Your favorite natural language parser?

views:

2450

answers:

+26 Q:

Your favorite natural language parser?

This is just a poll on what parser you like to use for parsing sentences of natural language syntactically. I am interested in complete software toolkits/solutions. A good answer would list at least some of the following:

The name of the parser (obviously) and a link to its webpage.
The (programming!) language(s) it's written in.
The (human) language(s) it's written for.
The project's license.
The underlying grammar formalism (HPSG, CCG, (L)TAG ...).
The project's status (is it in active development, how stable/usable is it).
The parsing depth (shallow, deep, wide-coverage ...).
The underlying algorithm (bottom-up, top-down, Tomita, Earley, left corner (LRN, which N?)).
Tools it relies on (specific taggers/tagsets, tokenizer/chunker or even lemmatizer).

I don't think I'd accept a definitive "answer" to this question. Just go ahead and enumerate your favorite solutions.

Thanks for your time :-)

+8 A:

I don't know if it's my favorite since I don't use all the natural language parsing features, but it is useful for a wide range of linguistic tasks:

NLTK, the Natural Language Tool Kit

python
easy to use
stable, active development (.95 released 28 August 2008)
outstanding documentation, including an eBook on various computational linguistic topics
free in cost, GPL (code), Creative Commons Variant (text)
stop lists and corpora in a few European languages
variety of tokenizers
Porter stemmers, chunkers, first order bayesian models, and interfaces to WordNet.

I personally found that many of the tokenizers and lexers were too slow for my applications, and simpler regex based ones were just fine for my apps, so YMMV.

Gregg Lind 2008-09-18 01:09:47

+7 A:

The parser I use the most in my research is probably the HPSG parser PET. Going through your list:

PET – a platform for experimentation with efficient HPSG processing techniques.
Implemented in C++ (with some functionality in Lisp).
Compatible grammars for English, Japanese, German, Greek, French, Korean, and more. See here for more information.
GPL licensed.
Head-driven Phrase Structure Grammar. Specifically, the Delph-In/Matrix formalism.
Deep, but more support for integration with shallow parsing techniques is being added. Provides semantic analysis in MRS logical form.
Under active development. Packages are available for Ubuntu Linux at Ubuntu-NLP. Users of other operating systems should see here.
Bottom-up unification-based chart parsing.
No dependencies on external tools. There is some integration with POS taggers in English and Japanese, however.

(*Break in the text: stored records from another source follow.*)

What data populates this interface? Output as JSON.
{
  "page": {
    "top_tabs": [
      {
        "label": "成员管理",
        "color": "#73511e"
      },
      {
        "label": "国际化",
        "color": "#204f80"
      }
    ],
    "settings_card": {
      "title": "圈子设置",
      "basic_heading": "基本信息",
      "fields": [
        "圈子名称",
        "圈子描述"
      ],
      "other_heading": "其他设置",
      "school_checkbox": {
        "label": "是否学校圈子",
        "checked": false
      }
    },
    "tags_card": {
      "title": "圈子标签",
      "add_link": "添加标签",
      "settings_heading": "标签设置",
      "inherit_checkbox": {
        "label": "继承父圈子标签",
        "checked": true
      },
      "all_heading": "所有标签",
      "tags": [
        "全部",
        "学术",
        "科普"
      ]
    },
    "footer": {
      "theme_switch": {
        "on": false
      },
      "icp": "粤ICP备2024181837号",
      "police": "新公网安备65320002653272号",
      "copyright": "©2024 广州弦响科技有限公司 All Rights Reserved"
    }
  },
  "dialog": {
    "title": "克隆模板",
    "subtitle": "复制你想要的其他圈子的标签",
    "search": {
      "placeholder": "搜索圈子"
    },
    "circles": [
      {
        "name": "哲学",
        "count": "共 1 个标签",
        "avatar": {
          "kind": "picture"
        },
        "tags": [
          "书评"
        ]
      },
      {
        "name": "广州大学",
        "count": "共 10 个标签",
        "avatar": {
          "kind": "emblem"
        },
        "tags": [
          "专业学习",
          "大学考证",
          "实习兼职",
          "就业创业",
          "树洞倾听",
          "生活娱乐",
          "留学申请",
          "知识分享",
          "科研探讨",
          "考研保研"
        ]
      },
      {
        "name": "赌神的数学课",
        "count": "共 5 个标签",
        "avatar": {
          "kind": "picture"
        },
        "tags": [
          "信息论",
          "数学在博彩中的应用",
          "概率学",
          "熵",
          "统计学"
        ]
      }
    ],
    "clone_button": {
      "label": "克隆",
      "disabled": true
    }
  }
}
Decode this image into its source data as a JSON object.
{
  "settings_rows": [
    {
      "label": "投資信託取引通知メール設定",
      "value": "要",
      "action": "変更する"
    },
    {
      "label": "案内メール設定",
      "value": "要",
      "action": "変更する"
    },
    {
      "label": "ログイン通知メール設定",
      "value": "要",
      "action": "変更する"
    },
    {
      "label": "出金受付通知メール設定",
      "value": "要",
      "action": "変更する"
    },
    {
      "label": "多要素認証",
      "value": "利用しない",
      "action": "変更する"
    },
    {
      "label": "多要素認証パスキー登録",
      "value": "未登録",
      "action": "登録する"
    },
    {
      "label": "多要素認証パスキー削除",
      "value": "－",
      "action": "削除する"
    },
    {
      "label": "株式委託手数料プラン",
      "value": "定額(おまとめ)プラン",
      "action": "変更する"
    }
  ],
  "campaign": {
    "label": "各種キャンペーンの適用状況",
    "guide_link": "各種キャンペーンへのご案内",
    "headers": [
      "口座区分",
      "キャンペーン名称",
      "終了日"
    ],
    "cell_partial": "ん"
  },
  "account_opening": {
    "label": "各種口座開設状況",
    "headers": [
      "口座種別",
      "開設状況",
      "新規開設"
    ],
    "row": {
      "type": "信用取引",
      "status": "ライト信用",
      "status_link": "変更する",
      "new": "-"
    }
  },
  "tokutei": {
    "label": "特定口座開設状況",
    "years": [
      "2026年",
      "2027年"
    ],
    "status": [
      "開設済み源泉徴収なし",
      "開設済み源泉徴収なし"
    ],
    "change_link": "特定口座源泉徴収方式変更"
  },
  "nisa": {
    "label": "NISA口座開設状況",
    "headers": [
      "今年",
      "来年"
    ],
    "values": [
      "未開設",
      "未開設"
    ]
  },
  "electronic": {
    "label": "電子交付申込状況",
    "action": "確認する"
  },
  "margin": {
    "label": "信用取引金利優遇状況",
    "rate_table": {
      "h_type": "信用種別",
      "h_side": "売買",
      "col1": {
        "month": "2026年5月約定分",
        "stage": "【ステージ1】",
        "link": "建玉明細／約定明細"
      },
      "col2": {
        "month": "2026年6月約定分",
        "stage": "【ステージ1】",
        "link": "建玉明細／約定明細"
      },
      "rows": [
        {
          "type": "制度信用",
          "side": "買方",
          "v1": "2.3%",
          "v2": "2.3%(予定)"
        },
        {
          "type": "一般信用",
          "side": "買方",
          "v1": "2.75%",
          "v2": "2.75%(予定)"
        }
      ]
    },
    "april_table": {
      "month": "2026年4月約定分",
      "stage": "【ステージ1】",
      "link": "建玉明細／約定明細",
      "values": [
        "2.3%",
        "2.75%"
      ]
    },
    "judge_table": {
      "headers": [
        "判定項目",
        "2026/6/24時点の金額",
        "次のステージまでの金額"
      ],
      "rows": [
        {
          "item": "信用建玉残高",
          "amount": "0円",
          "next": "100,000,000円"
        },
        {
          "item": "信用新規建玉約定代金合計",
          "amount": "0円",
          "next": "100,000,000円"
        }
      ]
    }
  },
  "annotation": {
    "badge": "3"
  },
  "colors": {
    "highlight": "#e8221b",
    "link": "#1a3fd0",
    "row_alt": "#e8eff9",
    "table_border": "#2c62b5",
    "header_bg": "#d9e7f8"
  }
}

See here for a demo of English parsing.

underspecified 2008-09-18 09:54:59

+6 A:

I just found a new parser, written by Dan Bikel.

The name is just "Parsing Engine", to be found here.
It's written in Java, using the Penn Treebank Tagset
Pre-trained data exists for English, Chinese and Arabic. Korean is announced as "Coming soon"
The license is strange. Non-commercial for educational purposes, but you are not allowed to redistribute, and you have to agree to some sort of EULA.
It's a statistical CYK parser, using "language-packs" to ease parsing of different languages.
Active development, the guy just had a 1.0 release
The parser seems to be pretty wide-coverage/deep parsing oriented.
Comes with its own tagger, but can also read the Penn Treebank tagset in the typical Penn Lisp/oneliner format.

The whole thing is based on a client/server model. There is a class called Switchboard, that serves as a hypervisor. Clients and Servers can register with the switchboard. A Server is typically a DecoderServer, which serves as the actual parser. A client will typically be a Parser, which is nothing more than a relay to the DecoderServer. The Parser class can read files and parse their input format, convert it to something the DecoderServer understands, and ultimately send the result its way.

While the whole model sounds nice in theory, in practice I found it to be hardly usable, if at all. It's largely undocumented, and the only intended use-case seems to be running that thing from command line. Implementing it as a backend for an applet in a Tomcat Servlet, I had great trouble getting it going (for example, Bikel suffers from the same resource-handling-dementia as everybody else in NLP, in that the API wants a String denoting the location of the model file. Internally, the class then opens an ObjectInputStream to the location and reads the serialized model from that. How stupid is this? Why not take an ObjIS directly? In a secure Tomcat environment, you can only access stuff via jndi, which makes this approach useless.)

But as far as parsers go, this is a good one. Pretty fast, pretty stable, and with a rather nice coverage.

Aleksandar Dimitrov 2008-09-22 15:46:12

What kind of deep parsing does it support?

underspecified 2008-09-23 15:33:34

There's a paper about it - I'm currently printing it. As soon as I've read it, I'll fill you up on the details.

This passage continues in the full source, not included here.